This marinade starts hot and spicy! Add as much heat as you can stand but make sure the fire extinguisher is handy.
- 2 cups apple cider vinegar (Braggs© or Heinz©)
- Vegetable Oil, 1 cup (any brand will do)
- Juice of 1 extra large lemon
- 1 tablespoon salt (yes, it’s a lot of salt – you are in effect brewing up a brine)
- Peri Peri seasoning, 1 tablespoon or to taste
- 6 to 8 large cloves of fresh garlic – minced. Add as much garlic as you like.
- Zip lock plastic bags (2 gallon size) or a vacuum sealed marinator dish for smaller chicken pieces.
- To a quart size Pyrex© measuring cup, add vinegar and oil.
- Adding the remaining ingredients to taste and with an immersion blender (the ideal tool for this recipe); blend carefully until emulsified.
- Place your chicken pieces in the zip top plastic bags or in the marinator. Pour the marinade over the meat. Seal and refrigerate immediately for about 6 hours.

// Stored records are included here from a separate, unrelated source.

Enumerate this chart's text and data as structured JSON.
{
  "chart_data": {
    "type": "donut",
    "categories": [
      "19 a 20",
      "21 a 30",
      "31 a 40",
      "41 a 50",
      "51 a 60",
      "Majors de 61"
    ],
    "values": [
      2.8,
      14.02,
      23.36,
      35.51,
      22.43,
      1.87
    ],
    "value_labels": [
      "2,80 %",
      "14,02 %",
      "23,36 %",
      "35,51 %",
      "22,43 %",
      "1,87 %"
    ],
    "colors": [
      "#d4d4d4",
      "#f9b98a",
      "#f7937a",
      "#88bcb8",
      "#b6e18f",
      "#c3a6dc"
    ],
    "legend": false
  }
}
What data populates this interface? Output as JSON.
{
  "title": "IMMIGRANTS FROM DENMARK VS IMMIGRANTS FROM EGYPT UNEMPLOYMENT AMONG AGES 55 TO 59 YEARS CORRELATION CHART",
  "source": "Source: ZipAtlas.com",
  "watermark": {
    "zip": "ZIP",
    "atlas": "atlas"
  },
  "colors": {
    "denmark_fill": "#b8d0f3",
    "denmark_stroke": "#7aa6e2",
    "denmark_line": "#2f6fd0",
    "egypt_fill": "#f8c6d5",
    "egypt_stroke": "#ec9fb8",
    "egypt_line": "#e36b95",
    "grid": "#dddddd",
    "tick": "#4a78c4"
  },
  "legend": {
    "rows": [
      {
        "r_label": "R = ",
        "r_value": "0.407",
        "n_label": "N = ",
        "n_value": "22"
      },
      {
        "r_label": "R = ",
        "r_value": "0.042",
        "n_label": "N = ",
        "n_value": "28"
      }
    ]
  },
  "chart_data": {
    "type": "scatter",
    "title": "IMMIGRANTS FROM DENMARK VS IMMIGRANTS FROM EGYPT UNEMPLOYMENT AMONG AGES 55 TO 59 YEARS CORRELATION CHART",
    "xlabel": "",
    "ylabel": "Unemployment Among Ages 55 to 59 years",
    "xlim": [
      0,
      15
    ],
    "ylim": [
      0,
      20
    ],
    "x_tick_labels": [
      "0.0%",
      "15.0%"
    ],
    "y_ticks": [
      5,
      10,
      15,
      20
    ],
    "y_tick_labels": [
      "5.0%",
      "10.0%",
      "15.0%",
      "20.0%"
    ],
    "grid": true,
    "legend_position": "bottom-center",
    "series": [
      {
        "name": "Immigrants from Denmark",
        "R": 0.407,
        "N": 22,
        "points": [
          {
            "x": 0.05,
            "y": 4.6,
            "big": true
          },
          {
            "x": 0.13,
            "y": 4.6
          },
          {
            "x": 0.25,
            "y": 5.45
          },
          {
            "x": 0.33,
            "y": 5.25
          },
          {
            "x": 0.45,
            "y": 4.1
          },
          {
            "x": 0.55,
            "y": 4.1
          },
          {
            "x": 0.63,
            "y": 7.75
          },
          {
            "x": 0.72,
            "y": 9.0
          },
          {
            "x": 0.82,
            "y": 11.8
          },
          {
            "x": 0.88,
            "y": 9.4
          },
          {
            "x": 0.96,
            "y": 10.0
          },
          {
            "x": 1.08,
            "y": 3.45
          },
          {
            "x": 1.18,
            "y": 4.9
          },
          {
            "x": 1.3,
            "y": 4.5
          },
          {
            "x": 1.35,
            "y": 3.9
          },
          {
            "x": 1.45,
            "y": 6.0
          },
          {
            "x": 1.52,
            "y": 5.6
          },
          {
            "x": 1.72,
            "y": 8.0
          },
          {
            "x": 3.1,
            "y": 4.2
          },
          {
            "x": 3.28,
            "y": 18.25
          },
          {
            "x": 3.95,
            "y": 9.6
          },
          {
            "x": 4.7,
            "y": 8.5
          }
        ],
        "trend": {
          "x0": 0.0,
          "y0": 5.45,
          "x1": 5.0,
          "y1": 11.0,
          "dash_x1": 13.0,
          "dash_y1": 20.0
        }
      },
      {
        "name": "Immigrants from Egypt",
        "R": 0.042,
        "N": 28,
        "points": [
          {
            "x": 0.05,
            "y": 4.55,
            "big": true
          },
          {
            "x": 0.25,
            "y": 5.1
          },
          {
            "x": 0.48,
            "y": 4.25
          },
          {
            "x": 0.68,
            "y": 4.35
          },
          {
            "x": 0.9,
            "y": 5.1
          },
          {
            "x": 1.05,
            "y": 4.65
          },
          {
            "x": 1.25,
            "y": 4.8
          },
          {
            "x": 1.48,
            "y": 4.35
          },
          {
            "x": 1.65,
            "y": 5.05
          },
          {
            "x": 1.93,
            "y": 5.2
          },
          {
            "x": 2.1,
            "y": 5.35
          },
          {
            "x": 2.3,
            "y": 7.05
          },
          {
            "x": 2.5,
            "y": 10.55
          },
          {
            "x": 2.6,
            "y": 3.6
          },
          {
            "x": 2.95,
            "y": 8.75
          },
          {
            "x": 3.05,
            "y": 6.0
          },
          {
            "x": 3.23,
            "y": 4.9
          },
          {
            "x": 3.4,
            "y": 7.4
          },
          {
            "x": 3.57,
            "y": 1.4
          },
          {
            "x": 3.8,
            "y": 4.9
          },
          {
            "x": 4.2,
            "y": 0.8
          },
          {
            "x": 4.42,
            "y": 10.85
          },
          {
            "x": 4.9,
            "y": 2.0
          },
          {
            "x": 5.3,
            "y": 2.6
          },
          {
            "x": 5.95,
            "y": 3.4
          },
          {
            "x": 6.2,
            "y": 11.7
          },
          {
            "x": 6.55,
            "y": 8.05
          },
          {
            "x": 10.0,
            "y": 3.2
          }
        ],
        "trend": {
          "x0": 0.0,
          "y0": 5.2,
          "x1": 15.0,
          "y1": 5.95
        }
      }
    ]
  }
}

- Grill the chicken over indirect flame on the grill or be prepared to handle an inferno when the marinade drips onto the coals. Even on a gas grill, the flames will flare up to majestic proportions on a low setting.
- The longer the chicken pieces marinate, the more powerful the results. Study the Scoville scale. This marinade is for those can take the heat!